So You Didn’t Rent to an Ex-Con… Can They Sue for Discrimination?


U.S. Department of Housing and Urban Development (“HUD”) Secretary Julian Castro announced in early April 2016 that the blanket use of criminal histories to deny housing may, in effect, be discriminatory and a violation of the Fair Housing Act.

According to HUD, broadly using criminal histories to deny the lease, sale or finance of real estate to an individual may lead to a lawsuit or administrative action by HUD. The new guidance is of particular concern for landlords, who often have a responsibility to provide a safe environment for tenants and who may deny leases to ex-convicts as a result.

Since 2004, more than 650,000 individuals annually have been released from federal and state prisons. Over 95 percent of current inmates will be released at some point, according to the U.S. Department of Justice. Unsurprisingly, then, a background check on a potential tenant may reveal an arrest, a conviction, or jail time. But landlords and property managers can no longer broadly refuse to rent property because of criminal records without risking a discrimination claim. Per HUD, “bald assertions based on generalizations or stereotypes that any individual with an arrest or conviction record poses a greater risk than any individual without such a record are not sufficient…”

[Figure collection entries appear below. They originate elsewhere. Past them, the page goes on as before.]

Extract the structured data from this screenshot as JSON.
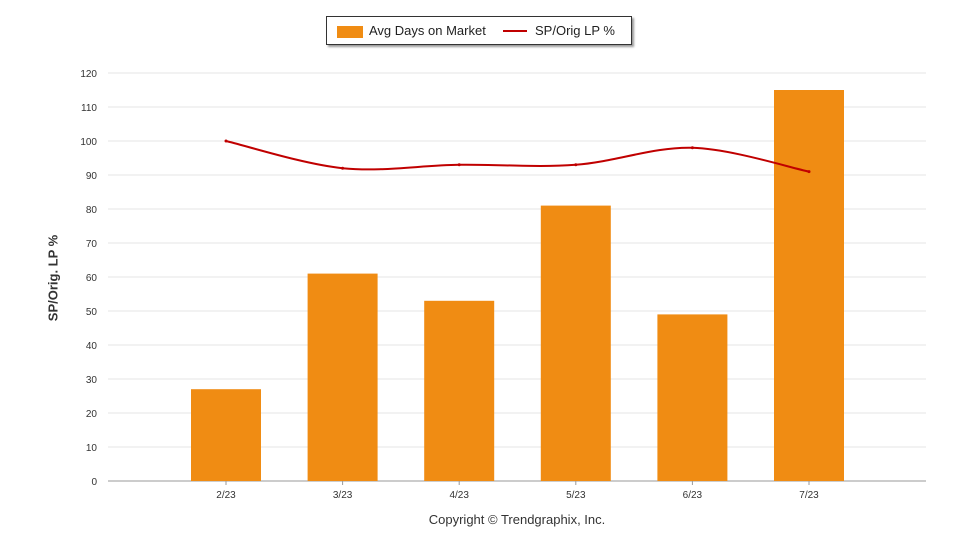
{
  "legend": {
    "bar_label": "Avg Days on Market",
    "line_label": "SP/Orig LP %"
  },
  "copyright": "Copyright © Trendgraphix, Inc.",
  "colors": {
    "bar": "#F08C13",
    "line": "#C00000",
    "grid": "#E6E6E6",
    "axis": "#999999"
  },
  "chart_data": {
    "type": "bar",
    "categories": [
      "2/23",
      "3/23",
      "4/23",
      "5/23",
      "6/23",
      "7/23"
    ],
    "series": [
      {
        "name": "Avg Days on Market",
        "type": "bar",
        "values": [
          27,
          61,
          53,
          81,
          49,
          115
        ]
      },
      {
        "name": "SP/Orig LP %",
        "type": "line",
        "values": [
          100,
          92,
          93,
          93,
          98,
          91
        ]
      }
    ],
    "ylabel": "SP/Orig. LP %",
    "yticks": [
      "0",
      "10",
      "20",
      "30",
      "40",
      "50",
      "60",
      "70",
      "80",
      "90",
      "100",
      "110",
      "120"
    ],
    "ylim": [
      0,
      120
    ],
    "grid": true,
    "legend_position": "top-center"
  }
}
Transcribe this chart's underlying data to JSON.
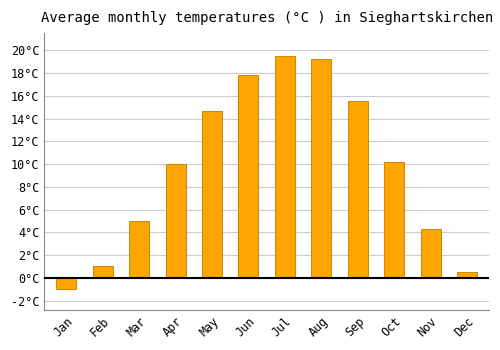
{
  "title": "Average monthly temperatures (°C ) in Sieghartskirchen",
  "months": [
    "Jan",
    "Feb",
    "Mar",
    "Apr",
    "May",
    "Jun",
    "Jul",
    "Aug",
    "Sep",
    "Oct",
    "Nov",
    "Dec"
  ],
  "values": [
    -1.0,
    1.0,
    5.0,
    10.0,
    14.7,
    17.8,
    19.5,
    19.2,
    15.5,
    10.2,
    4.3,
    0.5
  ],
  "bar_color": "#FFA500",
  "bar_edge_color": "#CC8800",
  "background_color": "#FFFFFF",
  "plot_bg_color": "#FFFFFF",
  "grid_color": "#CCCCCC",
  "ylim": [
    -2.8,
    21.5
  ],
  "yticks": [
    -2,
    0,
    2,
    4,
    6,
    8,
    10,
    12,
    14,
    16,
    18,
    20
  ],
  "title_fontsize": 10,
  "tick_fontsize": 8.5,
  "font_family": "monospace",
  "bar_width": 0.55
}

The Fair Housing Act has long protected against denying rentals based on race, gender, religion, national origin, disability, and familial status. Discrimination can be overt – where a landlord doesn’t rent to women, for example – or inferred from actions or the outcome – say, if a landlord refused to rent to anyone without a college degree and intended thereby to exclude minorities or, even if the landlord doesn’t intend to discriminate, statistics show that the policy discriminates because the vast majority of minorities don’t have college degrees. Citing disparities in the US Justice system and disproportionately high rates of incarceration for – and criminal records among – minorities, HUD’s new guidance aims to combat the “disparate impact” of what would otherwise seem non-discriminatory: denying housing to those with criminal records.

While the Equal Employment Opportunity Commission has long considered carte blanche denial of employment because of a criminal record discriminatory, the new guidance is part of a developing trend. Excluded tenants recently sued the owners of a New York apartment complex because of a policy automatically excluding anyone with a criminal record. The apartment complex defended itself saying they were protecting residents. According to the civil rights firm representing the plaintiffs, the 2 year old case was “one of the first to challenge a blanket ban on housing imposed by a private landlord as a civil rights violation.” Don’t expect it to be the last.

Notably, HUD’s new guidance also prevents landlords from adopting broad-based policies that differentiate between certain types of crimes over others without more. Simply excluding those with a theft conviction wouldn’t work. So how does a landlord looking to safeguard its community comply with the law?

Interestingly, by being subjective: instead of blanket bans, landlords must consider the nature, severity, and recency of criminal conduct along with the rental history of the individual. If a policy would exclude someone with a 20-year-old conviction for theft received at the age of 18, it may be problematic. If a policy denies an apartment to a burglar released from jail last month, it is probably acceptable. Policies should also draw a contrast between arrests, convictions, and jail time – an arrest by itself isn’t proof of criminal conduct whereas convictions and jail time are much stronger. Even so, the principal question in a non-discriminatory policy is whether the individual poses a potential risk to resident safety or property, not whether they have a 10 year old conviction for DWI. Expect future disputes about “sex offenders.”

Naturally, there are some exceptions. Under the FHA, landlords can deny tenancy to persons with a conviction (not arrest) for drug manufacturing and distribution (but this does not extend to DRUG POSSESSION). Generally speaking, the FHA also doesn’t apply to small, owner-occupied buildings (with 5 apartments or less); single family homes rented without a broker; religious organizations providing non-commercial housing to a religious subset; certain private clubs (that favor club members over others); and certain areas designated for senior housing. But landlords should be cautious in relying on these very narrow exceptions.

Landlords and property managers should revisit their screening process to verify how tenants are denied housing if they have a criminal record. This is still a developing area of the law, and landlords would be wise to consult with a lawyer to determine if their policy could yield a discrimination claim.